3.2 Klager verwijt verweerder gedragingen uit de periode 2000 -2002 zonder dat hij een verschoonbare reden aanvoert waarom hij respectievelijk 12 en 10 jaar heeft gewacht met het indienen van zijn klacht. Deze klachtonderdelen zijn dan ook kennelijk niet-ontvankelijk.
4 BESLISSING
Wijst de klachtonderdelen a tot en met c als kennelijk niet-ontvankelijk af.
Aldus gewezen door jhr. mr. A.W. Beelaerts van Blokland, voorzitter, met bijstand van mr. M. Boender-Radder als griffier op 23 maart 2012.
griffier voorzitter
Deze beslissing is in afschrift op 26 maart 2012 per aangetekende post verzonden aan:
- klager
- verweerder
- de deken van de Orde van Advocaten in het arrondissement Rotterdam.
Ingevolge artikel 46h van de Advocatenwet kunnen klager en de deken van de Orde van Advocaten in het arrondissement Rotterdam binnen veertien dagen na verzending van het afschrift van deze beslissing schriftelijk verzet doen bij de Raad van Discipline in het ressort ‘s-Gravenhage, Postbus 85850, 2508 CN ’s-Gravenhage (faxnummer: 070-350 10 24).
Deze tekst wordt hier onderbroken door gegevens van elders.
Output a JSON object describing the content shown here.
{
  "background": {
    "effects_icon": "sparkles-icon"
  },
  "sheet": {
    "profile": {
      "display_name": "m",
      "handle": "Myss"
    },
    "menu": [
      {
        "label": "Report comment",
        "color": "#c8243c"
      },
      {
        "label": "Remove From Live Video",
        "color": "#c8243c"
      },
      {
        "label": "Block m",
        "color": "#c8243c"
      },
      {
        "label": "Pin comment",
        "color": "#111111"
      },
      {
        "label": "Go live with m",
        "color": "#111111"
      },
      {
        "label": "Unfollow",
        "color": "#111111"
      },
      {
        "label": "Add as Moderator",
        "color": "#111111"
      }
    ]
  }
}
Het verzet wordt ingesteld door middel van indiening van een verzetschrift (in tweevoud), waarin de gronden van het verzet voorzien van een motivering worden omschreven. De termijn van 14 dagen begint op de dag volgend op die van verzending van de beslissing. Uiterlijk op de veertiende dag van die termijn moet het verzetschrift derhalve ontvangen zijn op de griffie van de Raad van Discipline. Verlenging van de termijn van 14 dagen is niet moge¬lijk.